We had a brilliant time in First Class flexing our narrative muscles before the Easter break. We looked at ways to find ideas for new stories and got a lot of help from paintings by Mary Swanzy, Hokusai and others.
We asked lots of questions about each image, wondering what was going on, who were the people in the pictures, what they were doing, what they were saying, feeling, what happened just before, what might happen next and so on. That got us (sneakily) thinking about character, plot, setting and all the things you need to build a story. 
As for the answers to these questions… we made them up, using clues from the paintings, so that they were all right!

Then we put everything together in order and created a collective story with a little help from Vincent Van Gogh's Bedroom in Arles. Who lives there? Where are they now? Will they come back? Why is it all green behind the window? Is the house in a cornfield or a jungle? Or is it that the house is tiny and it's only normal grass growing outside?... 

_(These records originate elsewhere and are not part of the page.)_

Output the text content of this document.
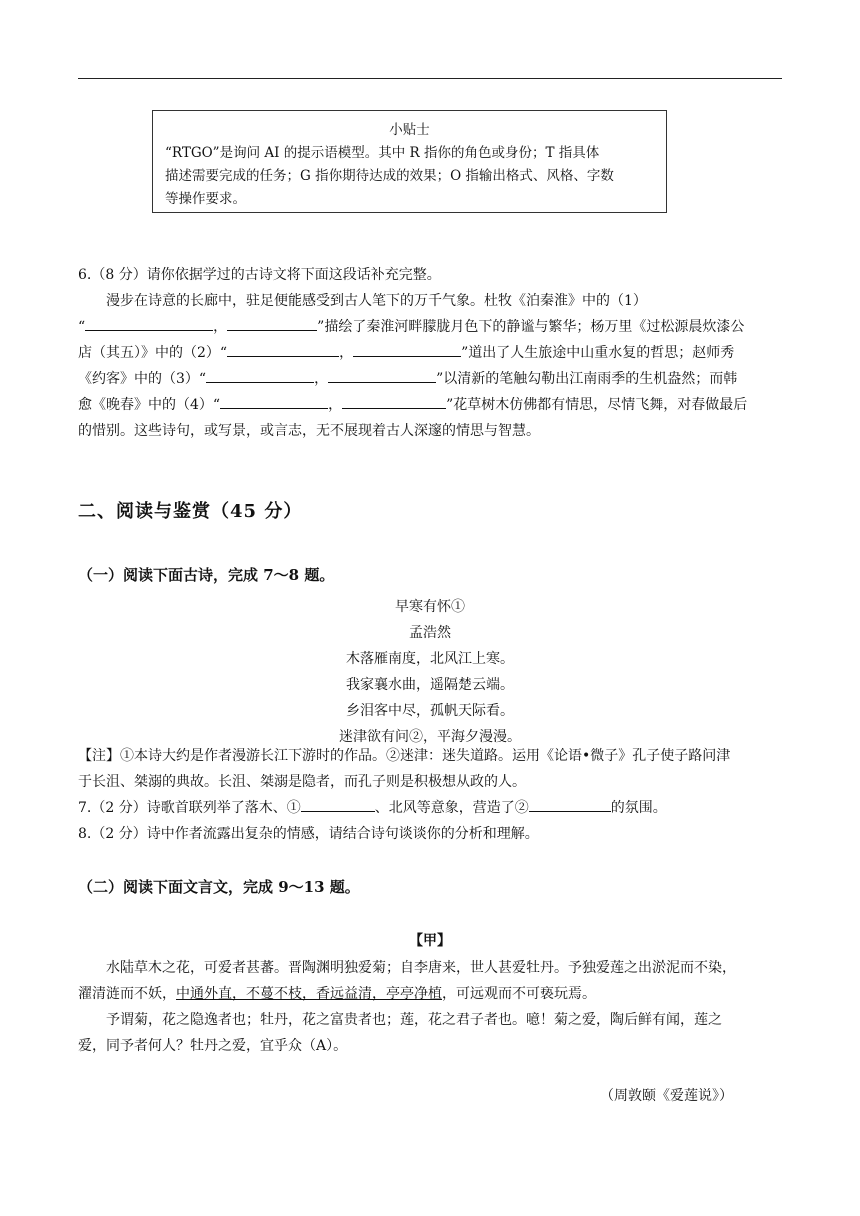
小贴士
“RTGO”是询问 AI 的提示语模型。其中 R 指你的角色或身份；T 指具体
描述需要完成的任务；G 指你期待达成的效果；O 指输出格式、风格、字数
等操作要求。
6.（8 分）请你依据学过的古诗文将下面这段话补充完整。
漫步在诗意的长廊中，驻足便能感受到古人笔下的万千气象。杜牧《泊秦淮》中的（1）
“	，	”描绘了秦淮河畔朦胧月色下的静谧与繁华；杨万里《过松源晨炊漆公
店（其五）》中的（2）“	，	”道出了人生旅途中山重水复的哲思；赵师秀
《约客》中的（3）“	，	”以清新的笔触勾勒出江南雨季的生机盎然；而韩
愈《晚春》中的（4）“	，	”花草树木仿佛都有情思，尽情飞舞，对春做最后
的惜别。这些诗句，或写景，或言志，无不展现着古人深邃的情思与智慧。
二、阅读与鉴赏（45 分）
（一）阅读下面古诗，完成 7～8 题。
早寒有怀①
孟浩然
木落雁南度，北风江上寒。
我家襄水曲，遥隔楚云端。
乡泪客中尽，孤帆天际看。
迷津欲有问②，平海夕漫漫。
【注】①本诗大约是作者漫游长江下游时的作品。②迷津：迷失道路。运用《论语•微子》孔子使子路问津
于长沮、桀溺的典故。长沮、桀溺是隐者，而孔子则是积极想从政的人。
7.（2 分）诗歌首联列举了落木、①	、北风等意象，营造了②	的氛围。
8.（2 分）诗中作者流露出复杂的情感，请结合诗句谈谈你的分析和理解。
（二）阅读下面文言文，完成 9～13 题。
【甲】
水陆草木之花，可爱者甚蕃。晋陶渊明独爱菊；自李唐来，世人甚爱牡丹。予独爱莲之出淤泥而不染，
濯清涟而不妖，中通外直，不蔓不枝，香远益清，亭亭净植，可远观而不可亵玩焉。
予谓菊，花之隐逸者也；牡丹，花之富贵者也；莲，花之君子者也。噫！菊之爱，陶后鲜有闻，莲之
爱，同予者何人？牡丹之爱，宜乎众（A）。
（周敦颐《爱莲说》）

Here is our story, enjoy! (By the way, First Class, we're going to need a title!)

Two magic people lived in a tiny house. Their job was to get rid of human people’s rubbish. 

But one day, they got rubbish that was really dangerous to both humans and fairies: a jar of killer bugs! 

So they went off to get rid of it as far away from everyone as they could. But outside in the tall grass they were attacked by a giant poisonous snake that swallowed them up!

Inside the snake’s tummy, they opened up the jar. The killer bugs started eating the snake from the inside out. The snake died and the bugs too (because of the poison in the snake’s blood). 

They climbed out of the snake and went home, determined to have a word with the humans about producing such dangerous rubbish in the first place…

Everyone got to write their own picture-inspired story after that, and to work on the tricky issue of structure or story map. That's how we realised that some plans are better than others, with some being too boring, too simple, too complicated or too what-just-happened-? Finding the right balance is really hard, but this lot really gave it their best and did a great job!

I can't wait to see their finished pieces after the break!